A FOOTBALL hooligan who made a Nazi salute says it’s ‘1-0 to me’ after the police failed in a bid to ban him from matches.
Officers had hoped to hand Mark Martin a football banning order to stop him going to games anywhere in the UK for the next three years.
The Pompey fan has been prosecuted twice for football-related incidents in recent months and has a string of convictions for assaults.
His first football-related charge, for being drunk and disorderly, came after he made Nazi salutes at Cardiff City fans when their team played at Fratton Park last August.
The other conviction, for a public order offence, came after Watford’s visit to Pompey’s ground last October when Martin tried to get on the pitch after a goal and then shouted abuse and struggled with the stewards.
But the banning order had to be dropped at Portsmouth Magistrates’ Court because district judge Anthony Calloway had already ruled one should not be made during Martin’s last court appearance in October.
Prosecutor Sophie Stevens said that an application could not be made twice and so withdrew the bid.
Despite escaping without a ban Martin was angry at what he described as a waste of time by the police and the courts.
The 39-year-old shouted from the dock: ‘I don’t know why I’m here for this. I shouldn’t be here because it’s a waste of time.
‘This is injustice. I could have told them it was a waste of time, it’s shameful.’
After swearing, he added: ‘I love it, one-up to me, brilliant. About time and all.’
Martin, of Waverley Road, Southsea, has already been banned from Fratton Park by the club for the rest of the season after his conviction following the Watford game.
But the police were hoping to hit him with an order which would have meant he had to surrender his passport if Portsmouth played outside the UK.
He would have also been stopped from going anywhere near Fratton Park on match days and to any town or city where Portsmouth were playing away.
After the hearing PC Stuart Dickerson, from Portsmouth police’s football unit, said: ‘We’re disappointed the order wasn’t made but it’s not going to stop us actively seeking to impose banning orders on people who commit football-related crime and disorder and display anti-social behaviour at football.’
Martin, who is unemployed, could have been facing £1,700 in costs if the football banning order had been made.
He told magistrates: ‘It’s still not justice.
‘They were going to charge me £1,700 if that banning order went through. What do I get for the stress it’s put me through?’
There’s no place for louts say Pompey fans
POMPEY fans’ groups have criticised the behaviour of Mark Martin.

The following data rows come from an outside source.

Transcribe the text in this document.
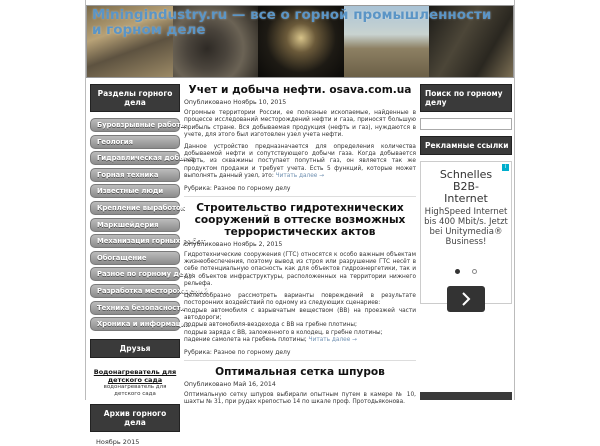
Miningindustry.ru — все о горной промышленности и горном деле
Разделы горного дела
Буровзрывные работы
Геология
Гидравлическая добыча
Горная техника
Известные люди
Крепление выработок
Маркшейдерия
Механизация горных работ
Обогащение
Разное по горному делу
Разработка месторождений
Техника безопасности
Хроника и информация
Друзья
Водонагреватель для детского сада
водонагреватель для детского сада
Архив горного дела
Ноябрь 2015
Учет и добыча нефти. osava.com.ua
Опубликовано Ноябрь 10, 2015

Огромные территории России, ее полезные ископаемые, найденные в процессе исследований месторождений нефти и газа, приносят большую прибыль стране. Вся добываемая продукция (нефть и газ), нуждаются в учете, для этого был изготовлен узел учета нефти.

Данное устройство предназначается для определения количества добываемой нефти и сопутствующего добычи газа. Когда добывается нефть, из скважины поступает попутный газ, он является так же продуктом продажи и требует учета. Есть 5 функций, которые может выполнять данный узел, это: Читать далее →

Рубрика: Разное по горному делу
Строительство гидротехнических сооружений в оттеске возможных террористических актов
Опубликовано Ноябрь 2, 2015

Гидротехнические сооружения (ГТС) относятся к особо важным объектам жизнеобеспечения, поэтому вывод из строя или разрушение ГТС несёт в себе потенциальную опасность как для объектов гидроэнергетики, так и для объектов инфраструктуры, расположенных на территории нижнего рельефа.

Целесообразно рассмотреть варианты повреждений в результате посторонних воздействий по одному из следующих сценариев:
подрыв автомобиля с взрывчатым веществом (ВВ) на проезжей части автодороги;
подрыв автомобиля-вездехода с ВВ на гребне плотины;
подрыв заряда с ВВ, заложенного в колодец, в гребне плотины;
падение самолета на гребень плотины; Читать далее →

Рубрика: Разное по горному делу
Оптимальная сетка шпуров
Опубликовано Май 16, 2014

Оптимальную сетку шпуров выбирали опытным путем в камере № 10, шахты № 31, при рудах крепостью 14 по шкале проф. Протодьяконова.

Поиск по горному делу
Рекламные ссылки
i
Schnelles
B2B-
Internet
HighSpeed Internet bis 400 Mbit/s. Jetzt bei Unitymedia® Business!
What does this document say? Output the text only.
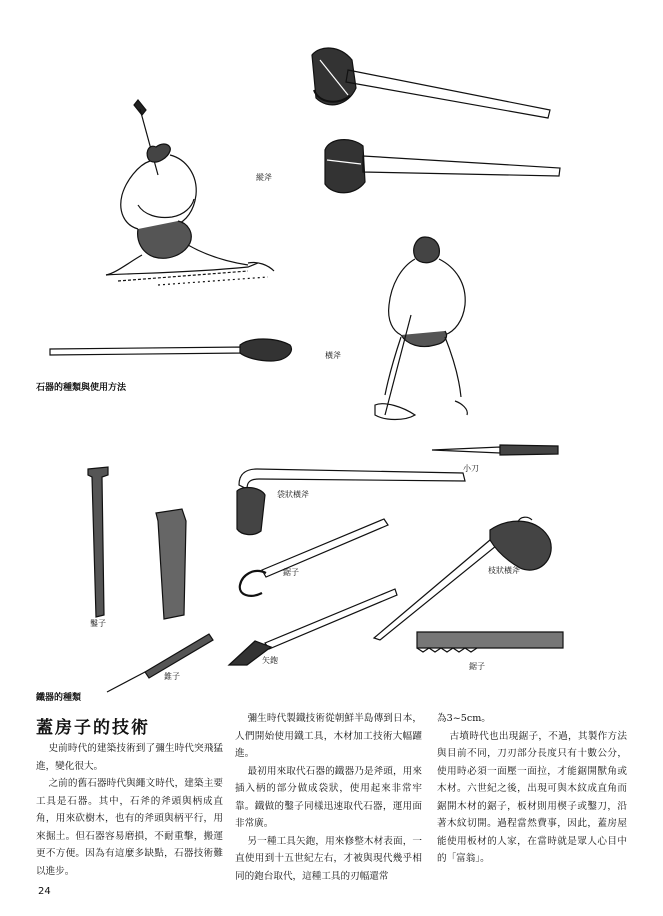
縱斧
橫斧
石器的種類與使用方法
小刀
袋狀橫斧
鑿子
鋸子	枝狀橫斧
矢鉋
鋸子
錐子
鐵器的種類
蓋房子的技術

史前時代的建築技術到了彌生時代突飛猛進，變化很大。

之前的舊石器時代與繩文時代，建築主要工具是石器。其中，石斧的斧頭與柄成直角，用來砍樹木，也有的斧頭與柄平行，用來掘土。但石器容易磨損，不耐重擊，搬運更不方便。因為有這麼多缺點，石器技術難以進步。

彌生時代製鐵技術從朝鮮半島傳到日本，人們開始使用鐵工具，木材加工技術大幅躍進。

最初用來取代石器的鐵器乃是斧頭，用來插入柄的部分做成袋狀，使用起來非常牢靠。鐵做的鑿子同樣迅速取代石器，運用面非常廣。

另一種工具矢鉋，用來修整木材表面，一直使用到十五世紀左右，才被與現代幾乎相同的鉋台取代，這種工具的刃幅還常

為3~5cm。

古墳時代也出現鋸子，不過，其製作方法與目前不同，刀刃部分長度只有十數公分，使用時必須一面壓一面拉，才能鋸開獸角或木材。六世紀之後，出現可與木紋成直角而鋸開木材的鋸子，板材則用楔子或鑿刀，沿著木紋切開。過程當然費事，因此，蓋房屋能使用板材的人家，在當時就是眾人心目中的「富翁」。

24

Chairman of Pompey Supporters’ Advisory Panel, Alan Taylor, said: ‘There’s no place in today’s world or in football for behaviour of this nature.
‘In all honesty Derek Stone, the stadium manager, doesn’t look to ban people without giving it a lot of thought and consideration and in fairness nowadays we have very few incidents at Fratton Park, so if any incidents do take place they stick out like a sore thumb. It says it all when this guy was abusive to the magistrates as well.
‘That sort of behaviour can’t be defended. Society, and we would like to think football, has moved beyond that sort of loutish behaviour.’
In 2009, 11 Spurs fans were charged over abusive chants directed at former Pompey captain Sol Campbell at Fratton Park.
But Mr Taylor said: ‘Obviously the Spurs thing was shocking and I have never heard anything like it but thankfully Fratton Park is a lot safer than it was 20 years ago. If anyone does behave in that way, in the main, they don’t get the support from the fans around them.
‘We don’t need these people in football.’
Tony Goodall, spokesman for Pompey Independent Supporters’ Association, added: ‘There’s no doubt football has changed and we have moved on since the 70s and 80s. People don’t tolerate it.’
But he added: ‘People don’t just do a Nazi salute or try to get on the pitch, they work themselves up to it and the stewards need to be a bit smarter to nip it in the bud rather than allow it to happen. It can’t be an easy job but sometimes they’re not picking it up.’